Longtime major league hitting coach Rick Down died on Wednesday at 68 in his Las Vegas home after a lengthy illness, the Las Vegas Review-Journal reports.
Down spent 27 years with major league clubs and most notably was a hitting coach for the New York Yankees, New York Mets, Boston Red Sox, Los Angeles Dodgers and Baltimore Orioles from 1993 to 2003. Although he topped out in Triple-A as a player, Down was well-loved as a coach while overseeing some of the top offenses of the past 30 years.
Before becoming a major-league hitting coach, Down managed the Yankees’ Triple-A affiliate in Columbus from 1990-92, which eventually fed into the dynastic mid-’90s teams.
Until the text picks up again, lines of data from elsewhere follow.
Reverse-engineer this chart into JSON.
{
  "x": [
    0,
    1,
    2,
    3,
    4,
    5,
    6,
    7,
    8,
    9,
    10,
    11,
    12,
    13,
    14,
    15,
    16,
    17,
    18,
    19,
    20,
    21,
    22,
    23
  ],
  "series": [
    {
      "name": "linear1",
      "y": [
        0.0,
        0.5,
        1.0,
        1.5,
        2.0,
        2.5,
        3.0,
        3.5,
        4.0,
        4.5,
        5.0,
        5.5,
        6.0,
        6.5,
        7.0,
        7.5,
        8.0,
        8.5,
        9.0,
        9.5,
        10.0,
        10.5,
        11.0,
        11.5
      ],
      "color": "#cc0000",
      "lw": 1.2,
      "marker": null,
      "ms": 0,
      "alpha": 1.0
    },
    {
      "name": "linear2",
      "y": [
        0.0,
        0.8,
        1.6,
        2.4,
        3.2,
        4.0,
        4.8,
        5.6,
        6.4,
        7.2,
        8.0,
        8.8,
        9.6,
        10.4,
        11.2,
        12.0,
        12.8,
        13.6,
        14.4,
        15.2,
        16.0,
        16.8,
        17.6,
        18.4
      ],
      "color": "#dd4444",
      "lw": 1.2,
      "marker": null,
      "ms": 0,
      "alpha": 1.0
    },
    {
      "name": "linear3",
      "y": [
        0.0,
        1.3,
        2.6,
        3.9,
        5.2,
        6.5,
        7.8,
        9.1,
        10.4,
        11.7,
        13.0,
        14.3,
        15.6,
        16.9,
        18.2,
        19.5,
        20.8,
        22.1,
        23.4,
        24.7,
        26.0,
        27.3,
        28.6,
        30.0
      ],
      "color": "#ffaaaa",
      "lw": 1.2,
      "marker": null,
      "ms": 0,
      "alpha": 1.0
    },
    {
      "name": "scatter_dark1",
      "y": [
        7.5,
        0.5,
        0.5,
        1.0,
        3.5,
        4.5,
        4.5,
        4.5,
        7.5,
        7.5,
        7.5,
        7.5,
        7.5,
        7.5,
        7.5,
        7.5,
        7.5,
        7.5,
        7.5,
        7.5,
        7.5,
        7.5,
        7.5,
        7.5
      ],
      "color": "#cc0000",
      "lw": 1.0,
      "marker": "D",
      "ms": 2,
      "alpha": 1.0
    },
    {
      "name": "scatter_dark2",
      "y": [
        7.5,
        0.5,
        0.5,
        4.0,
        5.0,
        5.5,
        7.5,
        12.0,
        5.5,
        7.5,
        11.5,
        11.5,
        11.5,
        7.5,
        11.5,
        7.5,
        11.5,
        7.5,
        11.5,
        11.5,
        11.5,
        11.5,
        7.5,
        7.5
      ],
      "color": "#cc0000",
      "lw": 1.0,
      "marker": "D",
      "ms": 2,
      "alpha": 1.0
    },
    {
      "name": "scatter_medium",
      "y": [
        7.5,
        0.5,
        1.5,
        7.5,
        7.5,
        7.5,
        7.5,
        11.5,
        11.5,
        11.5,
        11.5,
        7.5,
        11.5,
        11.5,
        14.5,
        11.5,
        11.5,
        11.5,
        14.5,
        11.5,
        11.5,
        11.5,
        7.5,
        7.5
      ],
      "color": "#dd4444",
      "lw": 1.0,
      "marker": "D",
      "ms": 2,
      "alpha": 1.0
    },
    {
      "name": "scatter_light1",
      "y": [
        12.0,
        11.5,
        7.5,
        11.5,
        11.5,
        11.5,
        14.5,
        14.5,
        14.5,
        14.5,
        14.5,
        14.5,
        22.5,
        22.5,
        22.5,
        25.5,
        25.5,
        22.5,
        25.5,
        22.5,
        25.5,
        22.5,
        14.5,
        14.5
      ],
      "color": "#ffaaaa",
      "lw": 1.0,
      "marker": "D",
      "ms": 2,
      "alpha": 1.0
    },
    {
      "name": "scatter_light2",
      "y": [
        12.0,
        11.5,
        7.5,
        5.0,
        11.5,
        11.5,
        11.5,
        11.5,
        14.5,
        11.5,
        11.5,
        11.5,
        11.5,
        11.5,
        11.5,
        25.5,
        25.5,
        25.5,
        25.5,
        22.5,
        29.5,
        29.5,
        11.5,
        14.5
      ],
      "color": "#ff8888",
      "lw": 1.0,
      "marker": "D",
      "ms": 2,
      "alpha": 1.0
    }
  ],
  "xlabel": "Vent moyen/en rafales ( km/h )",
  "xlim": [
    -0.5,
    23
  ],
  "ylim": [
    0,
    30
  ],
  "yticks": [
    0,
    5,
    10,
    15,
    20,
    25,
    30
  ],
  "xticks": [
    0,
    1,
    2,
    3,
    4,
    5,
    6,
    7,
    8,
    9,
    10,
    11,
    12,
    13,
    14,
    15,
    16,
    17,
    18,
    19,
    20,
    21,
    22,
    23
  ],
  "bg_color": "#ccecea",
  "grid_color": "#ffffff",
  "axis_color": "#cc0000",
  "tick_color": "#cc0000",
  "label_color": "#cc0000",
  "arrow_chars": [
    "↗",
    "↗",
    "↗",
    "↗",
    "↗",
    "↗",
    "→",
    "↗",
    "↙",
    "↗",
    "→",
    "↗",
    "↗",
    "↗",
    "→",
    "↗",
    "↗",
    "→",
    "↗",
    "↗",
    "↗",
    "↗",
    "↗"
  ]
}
He helped lead the Clippers to three straight division titles and a team-record 95 wins in 1995, while coaching the likes of Bernie Williams, Brad Ausmus, J.T. Snow and Deion Sanders.
During his first two years as a hitting coach in 1993 and ’94, his Yankees led the league in batting average, including a .290 average in a strike-shortened 1994 season that was the highest mark in baseball since 1950. In a second go-around with the Bombers in the early 2000s, he helped the 2002 team hit 223 home runs, which was then the second-highest mark in franchise history.
Down’s offenses also put up big numbers in his first years in Baltimore and Los Angeles. The Orioles set a major league record with 257 home runs in 1996, while the Dodgers set a franchise record with 211 home runs under his watch in 2000.